Durante muchos años atrás fue por los hombres sobrevalorada y adorada, y envidia de las mujeres que veían en ella a una potencial enemiga activa, capaz de dejarlas aparcadas en la cuneta sin marido o, lo que no era más trágico, dejarlas en la duda de si sus maridos estaban o no pendientes de tan singular belleza. Consiente de su esbeltez y hermosura, flirteaba con todos los hombres, a sabiendas de que a ellos les volvía locos el sentirse atraídos por ella: dispuestos estaban todos a picar en el anzuelo de sus encantos.

 

Tenía las mil artes que utilizan algunas mujeres para enloquecer al sexo opuesto. Miradas de insinuación que te invitaban a acercare a ella; caricias concientemente consentidas unos segundos para de inmediato rechazarlas con signos de fingidos enfados; halagos artificiales en los que cada palabra que decía se correspondía con un pensamiento diametralmente contrapuesto.

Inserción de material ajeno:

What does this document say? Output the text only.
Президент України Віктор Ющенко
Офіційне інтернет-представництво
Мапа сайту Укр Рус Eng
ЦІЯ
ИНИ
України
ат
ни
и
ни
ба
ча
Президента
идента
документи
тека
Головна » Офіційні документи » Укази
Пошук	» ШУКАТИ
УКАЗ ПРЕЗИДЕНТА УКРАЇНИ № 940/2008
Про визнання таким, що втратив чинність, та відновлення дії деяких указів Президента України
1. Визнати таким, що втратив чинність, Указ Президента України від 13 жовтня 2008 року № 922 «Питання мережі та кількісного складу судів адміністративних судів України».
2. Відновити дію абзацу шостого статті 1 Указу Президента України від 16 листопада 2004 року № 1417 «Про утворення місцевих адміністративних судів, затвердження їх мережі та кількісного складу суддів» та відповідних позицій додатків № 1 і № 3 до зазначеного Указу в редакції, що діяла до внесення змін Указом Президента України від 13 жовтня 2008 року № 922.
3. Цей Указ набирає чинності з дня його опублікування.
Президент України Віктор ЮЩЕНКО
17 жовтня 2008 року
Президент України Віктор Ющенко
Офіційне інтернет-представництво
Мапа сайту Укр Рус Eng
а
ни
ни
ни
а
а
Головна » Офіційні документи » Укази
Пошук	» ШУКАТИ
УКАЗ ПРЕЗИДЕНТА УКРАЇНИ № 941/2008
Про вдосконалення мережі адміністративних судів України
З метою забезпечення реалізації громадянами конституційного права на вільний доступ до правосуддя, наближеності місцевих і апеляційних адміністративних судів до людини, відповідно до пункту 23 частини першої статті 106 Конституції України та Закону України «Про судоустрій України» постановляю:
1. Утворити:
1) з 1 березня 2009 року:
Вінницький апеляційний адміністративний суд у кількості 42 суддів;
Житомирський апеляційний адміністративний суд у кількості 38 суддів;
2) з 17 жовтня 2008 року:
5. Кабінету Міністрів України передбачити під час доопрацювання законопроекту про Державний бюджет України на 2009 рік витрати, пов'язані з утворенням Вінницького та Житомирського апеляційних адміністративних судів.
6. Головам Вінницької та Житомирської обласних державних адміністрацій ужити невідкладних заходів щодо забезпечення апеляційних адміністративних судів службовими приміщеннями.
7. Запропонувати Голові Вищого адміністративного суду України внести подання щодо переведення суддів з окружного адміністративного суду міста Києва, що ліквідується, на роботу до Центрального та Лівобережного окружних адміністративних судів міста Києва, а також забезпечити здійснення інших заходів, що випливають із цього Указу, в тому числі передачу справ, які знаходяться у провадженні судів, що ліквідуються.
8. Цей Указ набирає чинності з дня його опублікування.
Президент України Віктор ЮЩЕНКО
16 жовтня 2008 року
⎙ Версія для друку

Mentiras y más mentiras eran herramientas de uso diario, de las que ella se valía para continuar con las mil artimañas de una vida que vivía de las rentas de su angelical belleza.

 

Se había casado con un hombre bueno, trabajador y honrado, excelente padre de familia que ponía en el diario trabajo toda su felicidad. Estaba seguro su marido de que ella no le engañaba, porque en el fondo estaba convencido de que su mujer era por naturaleza coquetona, mentirosa, egoísta y vanidosa. En principio intentó convencerla para que cambiara de actitud ante otros hombres, mas su esfuerzo fue en vano y, ante la disyuntiva de separarse de ella o vivir junto a ella pasando y obviando todos sus defectos, optó decididamente por esto último, ya que estaba convencido de que su mujer, aunque lo pareciera, jamás entregaría su cuerpo a otro hombre. Por mucho que se lo pidieran. Consciente y orgullosa de su atractivo personal, lo aprovechaba Elisa en solicitar a todos sus amantes aquellos caprichos que a ella se le ocurrían, y todos ellos accedían gustosos a complacer a la bella dama en sus pretensiones. Regalos y más regalos recibía de los amantes que, locos por su amor, le rendían pleitesía.

 

Los años fueron pasando, lentamente para unos y fugazmente para otros, así que la hermosura de aquella mujer se iba apagando poco a poco como la llama de una vela; y aquellos amantes, ya mayores, desengañados, fueron percatándose de que tras la hermosura de la dama se escondía un egoísmo exagerado que pretendía no solo sacar rentabilidad de sus físicos atractivos, sino también mantener ilusionados a aquellos otros que a pie juntillas creían en la sinceridad de sus fingidos halagos.

 

Fue en la mañana del sábado de un tibio día del mes de septiembre cuando Elisa, aunque no era su costumbre (sin embargo últimamente su sirvienta no sabía comprarle las frutas y verduras a su gusto), decidió ir ella misma de compras a la plaza de mercado de la ciudad. Necesitaba algunas provisiones para ese fin de semana. Recorrió los puestos, y tras haber realizado algunas compras, ya cuando casi se disponía a abandonar el lugar, al pasar junto a un puesto de verduras oyó que alguien pronunciaba en voz baja su nombre. Repentinamente se quedó rígida, silenciosa, ansiosa por saber qué era lo que de ella se comentaba. Agazapada cuidadosamente tras unos tiestos de flores, que por allí había, quedó con la respiración contenida durante largos minutos. "Están hablando de mí", pensó, y aguzó lo más que pudo el oído. Por la voz reconoció que ellas eran dos vecinas suyas.

 

- ¿Te has dado cuenta de lo vieja que se ha puesto Elisa? -le decía una vecina a la otra-.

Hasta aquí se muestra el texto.